Nel 2021 il mercato immobiliare italiano ha registrato una decisa ripresa rispetto all’anno precedente (+32,9%), che riguarda sia il settore abitativo (+32,8%) sia quello economico (+34,9%) e tutte le aree geografiche del Paese. La crescita più accentuata si è registrata nelle Isole per entrambi i settori. Anche le convenzioni notarili per mutui, finanziamenti e altre obbligazioni con costituzione di ipoteca immobiliare sonjo risultati in ripresa (+21% sull’anno precedente) sull’intero territorio nazionale e soprattutto nelle Isole. Sono i numeri presentati dall’Istat nell’ultimo rapporto sul mercato immobiliare del Paese.
Secondo gli esperti, l’incremento annuale del 2021 va letto tenendo conto del calo registrato nel 2020 sia per le compravendite immobiliari (-10,4%) che per i mutui (-9,9%), in concomitanza dell’insorgere della pandemia e delle misure adottate per il suo contenimento.
Confrontando il dato annuale 2021 con quello del 2019 (periodo pre-pandemico) l’aumento è rispettivamente del 19,1% e del 9%.
Gli analisti dell’Istat hanno poi scattato una fotografia più approfondita all’andamento del real estate italiano del quarto trimestre del 2021. Dall’analisi è emerso che le convenzioni notarili di compravendita e le altre convenzioni relative ad atti traslativi a titolo oneroso per unità immobiliari nel periodo sono state le convenzioni notarili di compravendita e le altre convenzioni relative ad atti traslativi a titolo oneroso per unità immobiliari (+0,5% rispetto al trimestre precedente e +14,4% su base annua). (+0,5% rispetto al trimestre precedente e +14,4% su base annua).

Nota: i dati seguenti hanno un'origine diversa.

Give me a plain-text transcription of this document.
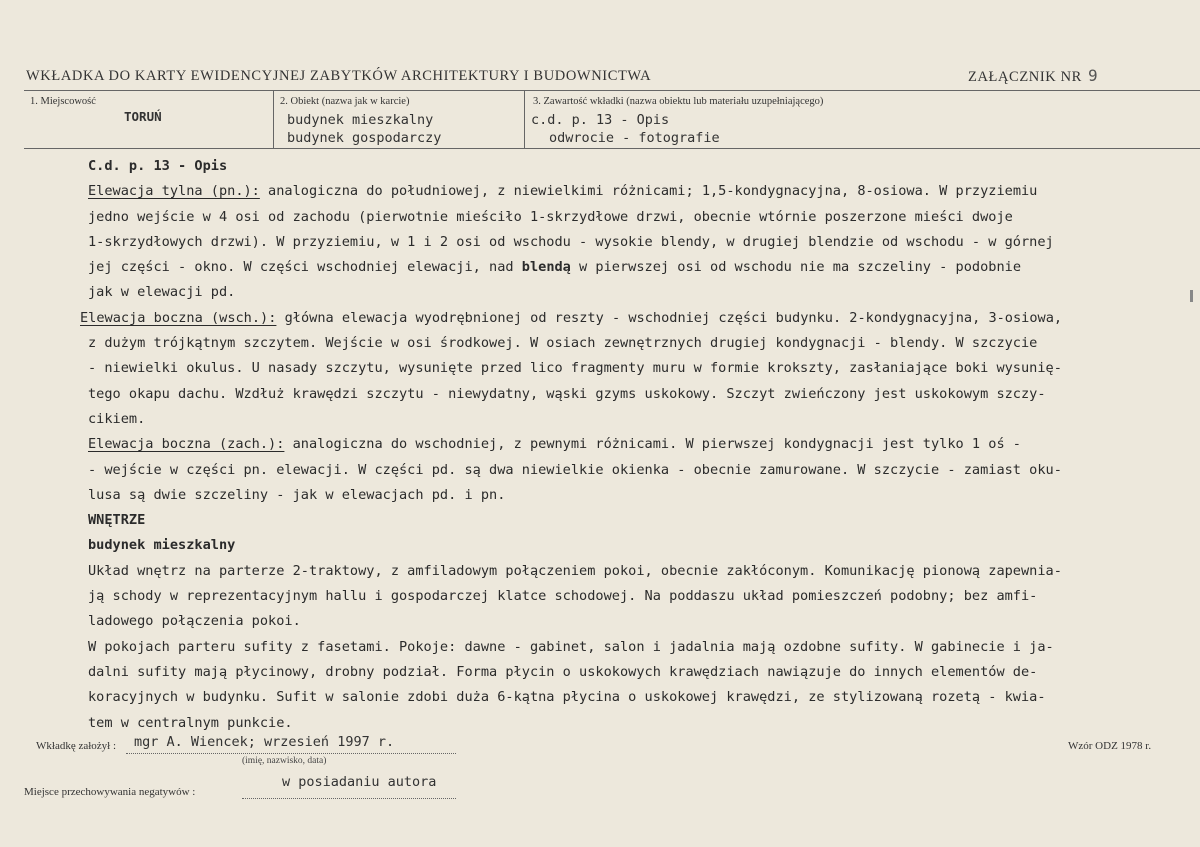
WKŁADKA DO KARTY EWIDENCYJNEJ ZABYTKÓW ARCHITEKTURY I BUDOWNICTWA	ZAŁĄCZNIK NR 9
1. Miejscowość
TORUŃ
2. Obiekt (nazwa jak w karcie)
budynek mieszkalny
budynek gospodarczy
3. Zawartość wkładki (nazwa obiektu lub materiału uzupełniającego)
c.d. p. 13 - Opis
odwrocie - fotografie
C.d. p. 13 - Opis
Elewacja tylna (pn.): analogiczna do południowej, z niewielkimi różnicami; 1,5-kondygnacyjna, 8-osiowa. W przyziemiu
jedno wejście w 4 osi od zachodu (pierwotnie mieściło 1-skrzydłowe drzwi, obecnie wtórnie poszerzone mieści dwoje
1-skrzydłowych drzwi). W przyziemiu, w 1 i 2 osi od wschodu - wysokie blendy, w drugiej blendzie od wschodu - w górnej
jej części - okno. W części wschodniej elewacji, nad blendą w pierwszej osi od wschodu nie ma szczeliny - podobnie
jak w elewacji pd.
Elewacja boczna (wsch.): główna elewacja wyodrębnionej od reszty - wschodniej części budynku. 2-kondygnacyjna, 3-osiowa,
z dużym trójkątnym szczytem. Wejście w osi środkowej. W osiach zewnętrznych drugiej kondygnacji - blendy. W szczycie
- niewielki okulus. U nasady szczytu, wysunięte przed lico fragmenty muru w formie krokszty, zasłaniające boki wysunię-
tego okapu dachu. Wzdłuż krawędzi szczytu - niewydatny, wąski gzyms uskokowy. Szczyt zwieńczony jest uskokowym szczy-
cikiem.
Elewacja boczna (zach.): analogiczna do wschodniej, z pewnymi różnicami. W pierwszej kondygnacji jest tylko 1 oś -
- wejście w części pn. elewacji. W części pd. są dwa niewielkie okienka - obecnie zamurowane. W szczycie - zamiast oku-
lusa są dwie szczeliny - jak w elewacjach pd. i pn.
WNĘTRZE
budynek mieszkalny
Układ wnętrz na parterze 2-traktowy, z amfiladowym połączeniem pokoi, obecnie zakłóconym. Komunikację pionową zapewnia-
ją schody w reprezentacyjnym hallu i gospodarczej klatce schodowej. Na poddaszu układ pomieszczeń podobny; bez amfi-
ladowego połączenia pokoi.
W pokojach parteru sufity z fasetami. Pokoje: dawne - gabinet, salon i jadalnia mają ozdobne sufity. W gabinecie i ja-
dalni sufity mają płycinowy, drobny podział. Forma płycin o uskokowych krawędziach nawiązuje do innych elementów de-
koracyjnych w budynku. Sufit w salonie zdobi duża 6-kątna płycina o uskokowej krawędzi, ze stylizowaną rozetą - kwia-
tem w centralnym punkcie.
Wkładkę założył : mgr A. Wiencek; wrzesień 1997 r.
(imię, nazwisko, data)
Miejsce przechowywania negatywów :
w posiadaniu autora
Wzór ODZ 1978 r.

Nel confronto congiunturale il settore abitativo ha segnato una variazione positiva al Sud (+4,1%), restando sostanzialmente stabile nel Nord-est e al Centro mentre ha registrato variazioni negative nelle Isole (-0,7%) e nel Nord-ovest (-0,5%). Il comparto economico è risultato in crescita al Sud (+8,7%), nelle Isole (+5,3%) e nel Nord-est (+3,7%) ed è in calo al Centro (-3,5%) e nel Nord-ovest (-1,2%).
Il 94% delle convenzioni stipulate ha riguardato trasferimenti di proprietà di immobili a uso abitativo (263.795), il 5,6% quelle a uso economico (15.671) e lo 0,4% le convenzioni a uso speciale e multiproprietà (1.066).
Rispetto al IV trimestre 2020 le transazioni immobiliari sono salite del 14,1% nel comparto abitativo e del 18% nell’economico. Ha rallentato, dunque, la crescita tendenziale registrata in entrambi i settori nei primi tre trimestri dello stesso anno (rispettivamente +37,2% e +29,3% nel primo, +75,4% e +87,7% nel secondo, +19,3% e +23,8% nel terzo).
L’incremento tendenziale ha interessato tutto il Paese sia per il comparto abitativo (Sud +18,3%, Centro +14,6%, Nord-ovest +13,7%, Nord-est +12,5%, Isole +11,1%, i piccoli centri +15,1% e le città metropolitane +12,9%) sia per quello economico (Nord-est +22,5%, Nord-ovest +21,8%, Isole +21,1%, Sud +20,9% e Centro +3,7%, città metropolitane +22,6% e piccoli centri +15,1%).
Sono state invece 116.238 le convenzioni notarili per mutui, finanziamenti e altre obbligazioni con costituzione di ipoteca immobiliare (-4% rispetto al trimestre precedente e +3,3% su base annua). Su base congiunturale il calo ha riguardato tutto il territorio nazionale: Centro -5,7%; Nord-ovest e Nord-est -4,0%; Sud -2,0% e Isole -2,4%. Su base annua la crescita ha interessato tutte le aree geografiche del Paese (Centro +5,0%; Isole +4,9%; Nord-ovest +3,4%, Sud +2,6% e Nord-est +1,7%; città metropolitane +5,5% e piccoli centri +1,5%).